I kneel next to her and place her heart next to her.
“I really didn’t want it to end that way,” I comment mournfully, “I would rather she yield, not die.”
“They rarely give in and surrender twice,” Amun states sadly, “It is their pride. They cannot accept that one bests them the first time and chooses to die rather than surrender the second time.”
“Send her heart to Ammit,” I respond, “as a warning. I want her to know that her servants are failing her.”
“It will be done,” Khnum replies, “feigning weakness and becoming a mirage was ingenious, especially grabbing her heart and giving her a choice. You did what was right in the end. Had you been merciful and turned away, not taking the opportunity you had, she would have killed you.”

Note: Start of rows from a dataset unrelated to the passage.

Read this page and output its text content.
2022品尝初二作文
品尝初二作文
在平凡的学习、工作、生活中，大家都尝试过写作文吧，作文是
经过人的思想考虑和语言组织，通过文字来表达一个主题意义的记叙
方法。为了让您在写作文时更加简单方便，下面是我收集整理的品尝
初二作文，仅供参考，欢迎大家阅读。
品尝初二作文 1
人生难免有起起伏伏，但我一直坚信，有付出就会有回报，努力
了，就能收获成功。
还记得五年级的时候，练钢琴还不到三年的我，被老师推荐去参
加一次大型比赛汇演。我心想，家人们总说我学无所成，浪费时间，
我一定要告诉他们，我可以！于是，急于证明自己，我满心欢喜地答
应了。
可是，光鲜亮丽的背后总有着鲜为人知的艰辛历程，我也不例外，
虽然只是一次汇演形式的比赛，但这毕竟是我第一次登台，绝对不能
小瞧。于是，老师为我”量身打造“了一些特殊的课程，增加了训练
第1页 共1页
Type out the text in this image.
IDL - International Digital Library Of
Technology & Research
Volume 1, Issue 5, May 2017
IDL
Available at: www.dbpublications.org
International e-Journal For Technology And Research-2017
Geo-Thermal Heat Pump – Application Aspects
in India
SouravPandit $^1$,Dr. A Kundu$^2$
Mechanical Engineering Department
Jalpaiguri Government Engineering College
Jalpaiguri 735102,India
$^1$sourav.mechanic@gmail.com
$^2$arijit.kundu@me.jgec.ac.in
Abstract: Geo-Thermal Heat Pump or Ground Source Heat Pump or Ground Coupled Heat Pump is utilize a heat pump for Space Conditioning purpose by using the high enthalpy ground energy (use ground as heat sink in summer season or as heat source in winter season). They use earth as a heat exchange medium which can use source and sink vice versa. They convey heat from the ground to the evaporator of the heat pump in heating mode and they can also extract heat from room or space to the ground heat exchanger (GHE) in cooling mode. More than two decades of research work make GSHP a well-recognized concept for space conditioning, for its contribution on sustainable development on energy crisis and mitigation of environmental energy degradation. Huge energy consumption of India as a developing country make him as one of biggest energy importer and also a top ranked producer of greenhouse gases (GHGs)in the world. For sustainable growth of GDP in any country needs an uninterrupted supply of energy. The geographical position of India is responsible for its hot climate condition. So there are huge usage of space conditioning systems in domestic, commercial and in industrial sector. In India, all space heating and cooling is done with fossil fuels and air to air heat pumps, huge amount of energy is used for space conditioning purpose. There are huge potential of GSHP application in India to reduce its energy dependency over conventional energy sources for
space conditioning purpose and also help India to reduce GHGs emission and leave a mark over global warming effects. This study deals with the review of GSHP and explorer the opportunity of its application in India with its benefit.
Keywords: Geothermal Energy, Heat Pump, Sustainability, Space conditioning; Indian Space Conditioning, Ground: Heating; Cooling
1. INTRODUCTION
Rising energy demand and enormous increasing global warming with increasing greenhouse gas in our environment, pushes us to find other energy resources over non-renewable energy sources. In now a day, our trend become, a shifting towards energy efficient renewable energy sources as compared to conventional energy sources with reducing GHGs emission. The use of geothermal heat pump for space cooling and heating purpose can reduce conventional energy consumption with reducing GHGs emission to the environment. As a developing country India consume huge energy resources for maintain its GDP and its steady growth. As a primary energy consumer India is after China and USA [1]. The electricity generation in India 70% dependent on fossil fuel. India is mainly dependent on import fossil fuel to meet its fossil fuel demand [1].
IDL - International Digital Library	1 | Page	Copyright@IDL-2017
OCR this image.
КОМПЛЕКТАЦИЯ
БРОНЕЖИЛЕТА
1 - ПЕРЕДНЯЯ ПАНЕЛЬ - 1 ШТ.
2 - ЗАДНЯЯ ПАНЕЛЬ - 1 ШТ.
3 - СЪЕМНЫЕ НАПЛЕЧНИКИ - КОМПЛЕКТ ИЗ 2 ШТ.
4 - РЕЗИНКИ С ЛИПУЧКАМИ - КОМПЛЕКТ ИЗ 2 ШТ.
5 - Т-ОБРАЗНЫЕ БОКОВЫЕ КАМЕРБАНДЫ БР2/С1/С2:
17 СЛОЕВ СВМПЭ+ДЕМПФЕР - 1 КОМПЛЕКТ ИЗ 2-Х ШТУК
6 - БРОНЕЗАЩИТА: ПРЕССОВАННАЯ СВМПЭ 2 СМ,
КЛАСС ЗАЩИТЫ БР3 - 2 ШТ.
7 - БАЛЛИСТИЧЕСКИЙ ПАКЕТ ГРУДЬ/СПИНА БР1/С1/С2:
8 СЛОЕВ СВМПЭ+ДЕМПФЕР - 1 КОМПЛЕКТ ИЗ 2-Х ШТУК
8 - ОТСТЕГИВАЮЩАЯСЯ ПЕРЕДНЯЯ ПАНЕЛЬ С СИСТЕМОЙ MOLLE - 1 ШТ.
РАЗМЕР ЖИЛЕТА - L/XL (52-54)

“Agreed,” Sekhmet avers, “and she would have taken your lifeless body back to Set with her. You showed infinite wisdom in killing her.”
“What did I miss?” Ninurta asks, emerging from the palace.
“Long version,” Atum smiles, “or short?”
“Short will suffice,” our guest responds.
“We know that Tiamat is definitely with Set,” Horus states, “as is Ammit, the soul eater.”
“We were attacked by Kinslayer,” Thoth smiles, “and her blood drinkers. Young Amun-Nekeb defeated her. Ripped her heart out of her chest. The most surprising thing to watch.”
Ninurta looks at the dead Kinslayer, rolling her over to view the hole in her chest. He grimaces at the sight, then notes the glazed look of pained shock on Kinslayer’s face.
“That had to hurt,” he shakes his head in pity, “having your hand solidify inside her chest. Not to mention the extreme torture of having one’s heart pulled out of their chest. Novel approach.”
“He gave her a chance to yield,” Satet remarks.
“And yet,” he smiles sadly, “her pride was too much to allow her a second defeat.”